Louis Even le jeudi, 01 juillet 1954. Dans Banques

Dictature sur les corps publics

Il y a des centaines de trous dans les rues et les trottoirs de Montréal, et dans la même ville, des milliers de chômeurs qui demandent de l'emploi. Mais les trous restent dans les rues et les chômeurs dans leur chômage et leur misère.

Il y a dans la province de Québec des hôpitaux à bâtir, des routes à construire et à réparer; et, dans la province aussi, des milliers de chômeurs qui cherchent de l'ouvrage.

Qu'est-ce qui empêchent la ville de Montréal, les autres villes, la province elle-même, d'utiliser la main-d'œuvre qui attend, pour accomplir des travaux que la communauté réclame? Toutes les administrations nous le disent: c'est le manque d'argent pour payer.

Pourquoi la communauté ne peut-elle financer ce qu'elle est capable de produire? Pourquoi ce qui est physiquement possible et demandé par tous, est-il rendu impossible par défaut d'argent, par défaut de bouts de papier imprimé ou de chiffres dans un compte de banque?

Pourquoi le système d'argent entrave-t-il l'exercice du système de production? Qu'est-ce qui le rend supérieur? Qu'est-ce qui empêche les corps publics à laisser les besoins béants et les bras oisifs?

Le système d'argent ne vient pourtant ni de Dieu, ni de la nature. Il a été établi, est accepté, maintenu ou modifié, par les hommes eux-mêmes. Peut-on croire que des êtres intelligents aient établi un système d'argent pour se créer des obstacles, pour rendre impossible l'exécution très possible de choses qu'ils désirent?

Le but du système d'argent ne peut pas avoir été d'empêcher les bras de prendre des pierres, du bois, de l'acier, et de bâtir; d'empêcher les hommes de travailler et les villes de faire boucher les trous de leurs rues!

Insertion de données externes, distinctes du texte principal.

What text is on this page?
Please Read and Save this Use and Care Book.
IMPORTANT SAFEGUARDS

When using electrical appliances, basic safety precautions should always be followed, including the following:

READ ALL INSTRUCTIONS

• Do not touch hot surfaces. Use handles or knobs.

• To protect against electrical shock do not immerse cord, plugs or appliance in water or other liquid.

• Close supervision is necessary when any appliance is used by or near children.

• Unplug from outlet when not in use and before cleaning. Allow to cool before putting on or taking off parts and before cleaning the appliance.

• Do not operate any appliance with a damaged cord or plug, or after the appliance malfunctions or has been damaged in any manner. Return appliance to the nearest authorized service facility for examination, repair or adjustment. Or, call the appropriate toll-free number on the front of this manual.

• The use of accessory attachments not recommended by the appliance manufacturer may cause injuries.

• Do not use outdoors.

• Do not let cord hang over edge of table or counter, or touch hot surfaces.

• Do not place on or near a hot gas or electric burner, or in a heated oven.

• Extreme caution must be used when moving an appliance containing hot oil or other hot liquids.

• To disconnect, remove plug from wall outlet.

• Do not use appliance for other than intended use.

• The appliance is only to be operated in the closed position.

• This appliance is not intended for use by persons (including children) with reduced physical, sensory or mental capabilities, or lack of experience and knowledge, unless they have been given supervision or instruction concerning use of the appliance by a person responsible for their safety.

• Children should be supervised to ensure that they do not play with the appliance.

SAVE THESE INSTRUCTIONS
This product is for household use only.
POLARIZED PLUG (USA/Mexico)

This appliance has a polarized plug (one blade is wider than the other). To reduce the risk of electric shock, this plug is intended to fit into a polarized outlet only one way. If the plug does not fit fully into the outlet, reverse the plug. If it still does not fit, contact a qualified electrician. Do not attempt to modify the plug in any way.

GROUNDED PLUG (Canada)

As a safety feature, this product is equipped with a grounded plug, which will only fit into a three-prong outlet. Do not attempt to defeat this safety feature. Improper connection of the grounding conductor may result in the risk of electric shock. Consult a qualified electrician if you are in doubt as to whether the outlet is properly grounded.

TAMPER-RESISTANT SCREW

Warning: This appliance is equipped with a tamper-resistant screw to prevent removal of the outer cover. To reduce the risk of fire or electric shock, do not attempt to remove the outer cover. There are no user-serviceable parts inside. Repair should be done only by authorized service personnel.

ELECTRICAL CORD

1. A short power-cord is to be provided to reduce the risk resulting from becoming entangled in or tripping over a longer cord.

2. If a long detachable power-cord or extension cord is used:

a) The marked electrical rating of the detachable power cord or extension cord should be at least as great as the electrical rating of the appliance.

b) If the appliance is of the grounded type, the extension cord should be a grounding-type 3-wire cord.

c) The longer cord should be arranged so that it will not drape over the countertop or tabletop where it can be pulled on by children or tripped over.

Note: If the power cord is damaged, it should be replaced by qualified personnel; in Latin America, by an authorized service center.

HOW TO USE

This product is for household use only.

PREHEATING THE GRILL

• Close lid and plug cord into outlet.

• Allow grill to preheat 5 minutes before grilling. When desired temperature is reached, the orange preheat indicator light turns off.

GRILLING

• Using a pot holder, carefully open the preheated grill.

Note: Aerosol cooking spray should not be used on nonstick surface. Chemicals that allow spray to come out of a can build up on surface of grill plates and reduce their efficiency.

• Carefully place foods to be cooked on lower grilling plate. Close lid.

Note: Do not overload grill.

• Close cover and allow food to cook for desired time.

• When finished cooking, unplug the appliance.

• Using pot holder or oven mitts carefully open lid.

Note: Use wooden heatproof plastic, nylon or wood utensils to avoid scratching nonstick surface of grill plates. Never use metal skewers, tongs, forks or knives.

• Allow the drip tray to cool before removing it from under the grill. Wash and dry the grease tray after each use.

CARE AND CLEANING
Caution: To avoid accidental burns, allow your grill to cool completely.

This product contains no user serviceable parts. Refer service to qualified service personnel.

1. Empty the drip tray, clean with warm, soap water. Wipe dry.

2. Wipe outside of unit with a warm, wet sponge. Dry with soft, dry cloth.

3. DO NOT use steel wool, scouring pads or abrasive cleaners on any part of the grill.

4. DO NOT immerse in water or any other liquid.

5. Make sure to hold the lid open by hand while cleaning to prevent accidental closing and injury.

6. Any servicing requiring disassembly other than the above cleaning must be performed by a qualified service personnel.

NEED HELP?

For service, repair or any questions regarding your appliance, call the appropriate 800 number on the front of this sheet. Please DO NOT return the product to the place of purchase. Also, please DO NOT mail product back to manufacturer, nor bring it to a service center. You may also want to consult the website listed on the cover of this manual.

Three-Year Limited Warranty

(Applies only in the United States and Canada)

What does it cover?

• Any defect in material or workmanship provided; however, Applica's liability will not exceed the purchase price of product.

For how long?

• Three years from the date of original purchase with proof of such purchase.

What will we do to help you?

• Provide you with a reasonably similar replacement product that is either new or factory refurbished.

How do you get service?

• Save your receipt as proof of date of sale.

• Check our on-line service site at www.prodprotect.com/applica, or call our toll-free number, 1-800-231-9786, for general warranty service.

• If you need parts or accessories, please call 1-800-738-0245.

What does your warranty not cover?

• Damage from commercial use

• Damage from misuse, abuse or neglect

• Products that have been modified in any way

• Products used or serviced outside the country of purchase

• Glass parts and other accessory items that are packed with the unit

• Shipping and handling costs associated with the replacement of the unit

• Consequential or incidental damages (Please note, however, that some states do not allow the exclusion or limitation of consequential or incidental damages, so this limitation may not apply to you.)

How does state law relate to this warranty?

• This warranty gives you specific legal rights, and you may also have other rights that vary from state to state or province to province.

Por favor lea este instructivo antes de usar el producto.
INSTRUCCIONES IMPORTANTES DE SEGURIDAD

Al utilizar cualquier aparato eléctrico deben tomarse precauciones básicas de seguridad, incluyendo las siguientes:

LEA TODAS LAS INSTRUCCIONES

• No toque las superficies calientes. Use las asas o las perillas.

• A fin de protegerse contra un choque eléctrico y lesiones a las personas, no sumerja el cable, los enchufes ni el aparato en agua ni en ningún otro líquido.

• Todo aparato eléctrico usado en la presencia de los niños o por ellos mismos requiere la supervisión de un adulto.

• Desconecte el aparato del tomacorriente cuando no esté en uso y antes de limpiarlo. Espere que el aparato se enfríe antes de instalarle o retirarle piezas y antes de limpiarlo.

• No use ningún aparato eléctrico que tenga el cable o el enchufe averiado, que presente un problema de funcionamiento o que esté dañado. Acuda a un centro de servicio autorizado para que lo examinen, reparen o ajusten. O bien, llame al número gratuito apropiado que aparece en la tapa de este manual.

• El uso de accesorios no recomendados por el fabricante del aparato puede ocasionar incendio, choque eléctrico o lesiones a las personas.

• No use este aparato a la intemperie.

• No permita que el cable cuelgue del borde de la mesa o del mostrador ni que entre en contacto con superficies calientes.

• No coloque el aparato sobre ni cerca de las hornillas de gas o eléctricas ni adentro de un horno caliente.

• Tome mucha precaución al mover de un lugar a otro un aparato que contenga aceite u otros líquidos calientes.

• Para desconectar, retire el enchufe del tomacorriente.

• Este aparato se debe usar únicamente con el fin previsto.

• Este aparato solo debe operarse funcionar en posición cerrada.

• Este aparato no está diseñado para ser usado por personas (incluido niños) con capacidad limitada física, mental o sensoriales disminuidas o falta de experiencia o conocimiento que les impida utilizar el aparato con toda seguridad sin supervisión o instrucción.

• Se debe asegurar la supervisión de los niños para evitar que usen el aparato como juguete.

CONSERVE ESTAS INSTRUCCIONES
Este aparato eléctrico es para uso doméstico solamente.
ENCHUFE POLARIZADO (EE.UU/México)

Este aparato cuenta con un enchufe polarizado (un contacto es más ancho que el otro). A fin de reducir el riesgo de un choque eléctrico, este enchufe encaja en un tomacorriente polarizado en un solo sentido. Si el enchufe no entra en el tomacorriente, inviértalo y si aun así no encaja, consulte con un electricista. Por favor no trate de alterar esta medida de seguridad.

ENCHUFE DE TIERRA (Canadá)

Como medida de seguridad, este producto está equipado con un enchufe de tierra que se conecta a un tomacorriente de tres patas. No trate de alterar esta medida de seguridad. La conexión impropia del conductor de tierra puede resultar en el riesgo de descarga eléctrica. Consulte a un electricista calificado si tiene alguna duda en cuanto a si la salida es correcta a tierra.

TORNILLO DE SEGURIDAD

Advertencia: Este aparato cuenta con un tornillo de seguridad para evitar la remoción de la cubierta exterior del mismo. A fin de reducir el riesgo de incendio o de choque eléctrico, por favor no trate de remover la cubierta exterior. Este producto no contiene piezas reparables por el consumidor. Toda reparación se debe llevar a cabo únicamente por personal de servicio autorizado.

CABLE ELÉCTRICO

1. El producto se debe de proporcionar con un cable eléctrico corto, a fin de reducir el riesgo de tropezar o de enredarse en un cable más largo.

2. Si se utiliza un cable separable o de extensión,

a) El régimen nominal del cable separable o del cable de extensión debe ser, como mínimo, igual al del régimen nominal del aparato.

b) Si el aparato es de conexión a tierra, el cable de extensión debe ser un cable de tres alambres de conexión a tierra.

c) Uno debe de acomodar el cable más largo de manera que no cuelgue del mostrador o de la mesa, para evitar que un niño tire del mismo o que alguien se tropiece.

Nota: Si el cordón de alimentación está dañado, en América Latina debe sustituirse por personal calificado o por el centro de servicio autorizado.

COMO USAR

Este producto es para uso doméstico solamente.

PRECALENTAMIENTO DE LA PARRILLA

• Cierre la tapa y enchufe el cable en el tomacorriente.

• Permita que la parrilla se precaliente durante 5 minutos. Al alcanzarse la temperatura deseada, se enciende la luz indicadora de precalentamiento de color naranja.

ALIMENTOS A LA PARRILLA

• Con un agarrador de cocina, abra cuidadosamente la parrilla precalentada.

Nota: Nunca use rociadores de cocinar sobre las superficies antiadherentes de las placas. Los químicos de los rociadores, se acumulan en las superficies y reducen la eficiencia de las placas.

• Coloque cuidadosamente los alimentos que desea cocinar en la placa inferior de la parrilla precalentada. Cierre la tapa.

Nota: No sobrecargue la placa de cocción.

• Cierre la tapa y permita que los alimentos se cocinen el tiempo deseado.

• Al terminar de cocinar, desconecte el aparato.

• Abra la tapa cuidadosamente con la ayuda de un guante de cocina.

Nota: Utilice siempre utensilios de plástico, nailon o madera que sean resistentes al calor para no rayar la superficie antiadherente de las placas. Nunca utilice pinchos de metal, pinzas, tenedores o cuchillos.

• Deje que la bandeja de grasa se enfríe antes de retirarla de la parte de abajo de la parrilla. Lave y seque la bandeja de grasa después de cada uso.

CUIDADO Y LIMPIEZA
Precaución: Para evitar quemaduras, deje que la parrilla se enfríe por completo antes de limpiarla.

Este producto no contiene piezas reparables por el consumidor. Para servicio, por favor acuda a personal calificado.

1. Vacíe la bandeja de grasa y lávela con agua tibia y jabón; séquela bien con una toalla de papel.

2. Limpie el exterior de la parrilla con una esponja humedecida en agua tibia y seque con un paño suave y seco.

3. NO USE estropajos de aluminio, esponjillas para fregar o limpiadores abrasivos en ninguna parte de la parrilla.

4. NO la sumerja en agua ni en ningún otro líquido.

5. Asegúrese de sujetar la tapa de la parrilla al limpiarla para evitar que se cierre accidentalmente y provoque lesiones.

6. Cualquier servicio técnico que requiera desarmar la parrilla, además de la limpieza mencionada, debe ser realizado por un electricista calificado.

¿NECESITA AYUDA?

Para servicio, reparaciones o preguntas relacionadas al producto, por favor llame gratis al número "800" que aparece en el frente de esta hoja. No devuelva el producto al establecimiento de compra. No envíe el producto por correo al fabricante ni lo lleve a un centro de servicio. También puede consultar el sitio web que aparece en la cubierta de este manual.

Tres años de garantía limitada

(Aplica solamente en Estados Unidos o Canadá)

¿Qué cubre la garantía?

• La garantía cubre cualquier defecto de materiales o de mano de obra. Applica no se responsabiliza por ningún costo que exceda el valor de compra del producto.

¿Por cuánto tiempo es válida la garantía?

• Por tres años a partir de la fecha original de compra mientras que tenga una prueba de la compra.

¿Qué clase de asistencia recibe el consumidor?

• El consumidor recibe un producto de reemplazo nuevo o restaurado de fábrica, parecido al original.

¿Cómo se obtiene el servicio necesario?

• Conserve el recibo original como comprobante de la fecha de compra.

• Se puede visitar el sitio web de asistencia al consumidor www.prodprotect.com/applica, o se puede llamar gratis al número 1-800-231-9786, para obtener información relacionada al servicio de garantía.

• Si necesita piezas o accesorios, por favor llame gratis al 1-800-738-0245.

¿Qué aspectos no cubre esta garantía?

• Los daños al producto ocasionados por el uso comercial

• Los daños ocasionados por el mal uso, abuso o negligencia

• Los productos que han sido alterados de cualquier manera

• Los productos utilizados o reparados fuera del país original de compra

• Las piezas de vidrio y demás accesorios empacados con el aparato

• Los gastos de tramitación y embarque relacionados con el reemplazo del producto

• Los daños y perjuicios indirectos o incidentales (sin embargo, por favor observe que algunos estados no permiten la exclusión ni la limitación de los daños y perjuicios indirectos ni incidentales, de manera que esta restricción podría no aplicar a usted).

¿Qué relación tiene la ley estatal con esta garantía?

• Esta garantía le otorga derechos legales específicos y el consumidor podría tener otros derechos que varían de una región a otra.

N'y a-t-il pas là, la dictature la plus sotte, la plus inexplicable, en même temps que la plus inhumaine, la plus cruelle pour les personnes qui en souffrent à la fois dans leur chair et dans leur esprit?

Dictature sur nos vies

Cette tyrannie n'affecte pas seulement les services publics. Elle est encore plus visible dans la vie des individus et des familles.

Entrez dans les maisons, et questionnez le père ou la mère de famille. Quel est leur souci le plus constant pour aujourd'hui et pour demain? Qu'est-ce qui tourmente la maman chaque fois qu'elle doit s'approvisionner pour la famille? Craint-elle que demain, elle ne puisse plus trouver au pays du pain, de la viande, du beurre, du lait, des chaussures, des habits, des remèdes, pour répondre à des besoins de son mari, de ses enfants, d'elle-même?

Non, évidemment. Ce qu'elle craint, c'est de n'avoir pas d'argent pour payer et obtenir ces choses-là.

Pourquoi les citoyens ne peuvent-ils être rassurés sur le lendemain? Pourquoi doivent-ils craindre de manquer du nécessaire, quand le Canada est capable d'offrir plus qu'il ne faut pour le nécessaire à tous?

Ne serait-il pas, au contraire, logique, que leur niveau de vie soit en rapport avec la capacité de production de leur pays? Cette capacité de production est loin d'être toute utilisée.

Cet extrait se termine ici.